Kraj

Sprawa Karoliny Rozwód w polskim kinie – czy to koniec marzeń o lepszej przyszłości?

2024-11-08

Autor: Magdalena

Sytuacja w polskim kinie nieprzerwanie budzi niepokój, a zdarzenia wokół Karoliny Rozwód przyjmują dramatyczny obrót. Zarząd Gildii Reżyserów zwrócił się do Minister Kultury, Hanny Wróblewskiej, o pilne spotkanie w tej sprawie.

Wydarzenia przyspieszyły 30 października, kiedy to dyrektorka Polskiego Instytutu Sztuki Filmowej, Karolina Rozwód, złożyła rezygnację po zaledwie czterech miesiącach pełnienia obowiązków. Przejęła to stanowisko 3 lipca 2024 roku, wygrywając konkurs na dyrektora.

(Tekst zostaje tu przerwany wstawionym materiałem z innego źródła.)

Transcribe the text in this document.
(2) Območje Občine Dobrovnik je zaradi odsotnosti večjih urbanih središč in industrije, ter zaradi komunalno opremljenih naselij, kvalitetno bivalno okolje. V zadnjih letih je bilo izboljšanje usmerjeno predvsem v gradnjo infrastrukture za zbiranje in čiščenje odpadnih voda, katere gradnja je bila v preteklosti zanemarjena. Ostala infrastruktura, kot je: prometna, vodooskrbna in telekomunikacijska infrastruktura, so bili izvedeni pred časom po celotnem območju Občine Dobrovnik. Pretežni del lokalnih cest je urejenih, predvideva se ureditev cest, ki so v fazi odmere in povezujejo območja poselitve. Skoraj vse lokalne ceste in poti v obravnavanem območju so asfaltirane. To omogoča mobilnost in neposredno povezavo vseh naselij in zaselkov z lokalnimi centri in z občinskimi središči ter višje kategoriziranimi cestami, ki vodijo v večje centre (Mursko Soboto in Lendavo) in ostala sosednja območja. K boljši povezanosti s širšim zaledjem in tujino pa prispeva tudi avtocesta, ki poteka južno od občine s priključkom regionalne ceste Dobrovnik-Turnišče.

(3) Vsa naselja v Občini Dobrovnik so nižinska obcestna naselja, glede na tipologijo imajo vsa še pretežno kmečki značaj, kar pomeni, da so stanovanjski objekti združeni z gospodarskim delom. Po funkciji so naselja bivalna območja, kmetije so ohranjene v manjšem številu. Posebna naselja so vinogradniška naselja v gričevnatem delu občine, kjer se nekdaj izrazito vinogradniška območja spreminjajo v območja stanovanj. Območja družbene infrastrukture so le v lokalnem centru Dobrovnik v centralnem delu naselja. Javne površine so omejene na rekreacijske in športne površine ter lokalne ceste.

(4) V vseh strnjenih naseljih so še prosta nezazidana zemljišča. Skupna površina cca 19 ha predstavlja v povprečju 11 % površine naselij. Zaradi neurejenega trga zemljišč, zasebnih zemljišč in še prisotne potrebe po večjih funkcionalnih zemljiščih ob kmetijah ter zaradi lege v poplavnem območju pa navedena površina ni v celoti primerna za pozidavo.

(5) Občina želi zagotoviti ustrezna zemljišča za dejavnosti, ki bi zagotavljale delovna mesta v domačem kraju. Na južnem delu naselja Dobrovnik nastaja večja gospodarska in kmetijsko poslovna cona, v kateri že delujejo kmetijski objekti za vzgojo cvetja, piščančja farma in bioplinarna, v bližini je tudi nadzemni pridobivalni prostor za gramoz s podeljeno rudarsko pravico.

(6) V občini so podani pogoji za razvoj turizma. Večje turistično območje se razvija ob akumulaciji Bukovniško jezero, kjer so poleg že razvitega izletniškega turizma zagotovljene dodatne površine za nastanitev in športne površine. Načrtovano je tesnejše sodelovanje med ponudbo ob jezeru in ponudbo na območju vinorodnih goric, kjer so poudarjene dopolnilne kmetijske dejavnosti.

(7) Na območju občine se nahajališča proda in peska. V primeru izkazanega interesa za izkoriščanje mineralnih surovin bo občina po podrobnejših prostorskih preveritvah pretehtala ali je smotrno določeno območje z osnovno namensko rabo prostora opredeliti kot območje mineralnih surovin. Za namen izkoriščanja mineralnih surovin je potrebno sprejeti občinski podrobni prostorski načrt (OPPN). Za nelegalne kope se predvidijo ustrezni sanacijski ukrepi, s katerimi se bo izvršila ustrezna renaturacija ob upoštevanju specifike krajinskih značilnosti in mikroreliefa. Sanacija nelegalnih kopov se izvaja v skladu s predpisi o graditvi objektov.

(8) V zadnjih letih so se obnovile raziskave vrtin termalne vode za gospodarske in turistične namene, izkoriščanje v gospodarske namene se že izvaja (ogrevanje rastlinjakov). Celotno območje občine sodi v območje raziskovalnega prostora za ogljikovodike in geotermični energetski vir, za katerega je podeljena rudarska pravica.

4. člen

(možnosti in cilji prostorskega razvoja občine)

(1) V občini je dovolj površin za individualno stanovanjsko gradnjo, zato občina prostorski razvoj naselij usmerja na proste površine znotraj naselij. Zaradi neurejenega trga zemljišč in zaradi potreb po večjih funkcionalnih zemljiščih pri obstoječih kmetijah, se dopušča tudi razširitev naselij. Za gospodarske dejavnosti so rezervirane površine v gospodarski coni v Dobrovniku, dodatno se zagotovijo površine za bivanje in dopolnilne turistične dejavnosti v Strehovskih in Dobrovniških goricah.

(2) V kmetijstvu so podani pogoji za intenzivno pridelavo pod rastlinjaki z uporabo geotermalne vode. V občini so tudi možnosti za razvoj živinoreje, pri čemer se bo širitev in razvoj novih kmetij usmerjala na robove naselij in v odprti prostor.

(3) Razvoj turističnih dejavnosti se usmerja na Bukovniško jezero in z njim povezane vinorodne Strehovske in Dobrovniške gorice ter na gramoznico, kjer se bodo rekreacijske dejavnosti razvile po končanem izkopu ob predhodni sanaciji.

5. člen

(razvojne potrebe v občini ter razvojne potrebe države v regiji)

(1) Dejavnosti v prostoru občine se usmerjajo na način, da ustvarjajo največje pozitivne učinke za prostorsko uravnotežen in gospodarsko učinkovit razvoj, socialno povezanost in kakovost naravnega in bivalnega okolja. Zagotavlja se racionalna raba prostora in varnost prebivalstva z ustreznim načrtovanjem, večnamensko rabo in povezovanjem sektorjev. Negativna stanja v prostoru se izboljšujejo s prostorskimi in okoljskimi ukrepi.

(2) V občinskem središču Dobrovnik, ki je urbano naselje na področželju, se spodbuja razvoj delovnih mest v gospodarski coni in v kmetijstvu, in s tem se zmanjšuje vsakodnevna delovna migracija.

Decyzja ta wzbudziła wiele emocji w środowisku filmowym, jednak sama Rozwód przez kilka dni milczała. Dopiero pięć dni później, 5 listopada, postanowiła wycofać swoją rezygnację, podkreślając, że została zmuszona do podjęcia decyzji pod groźbą postępowania prokuratorskiego.

W swoim oświadczeniu Rozwód zaznaczyła: „Zostałam postawiona w ekstremalnie trudnej sytuacji. Groźba interwencji prokuratury w mojej sprawie wywołała u mnie stres, jakiego nigdy wcześniej nie doświadczyłam”. Dodała również, że została narażona na pewnego rodzaju przymus i presję ze strony Ministerstwa.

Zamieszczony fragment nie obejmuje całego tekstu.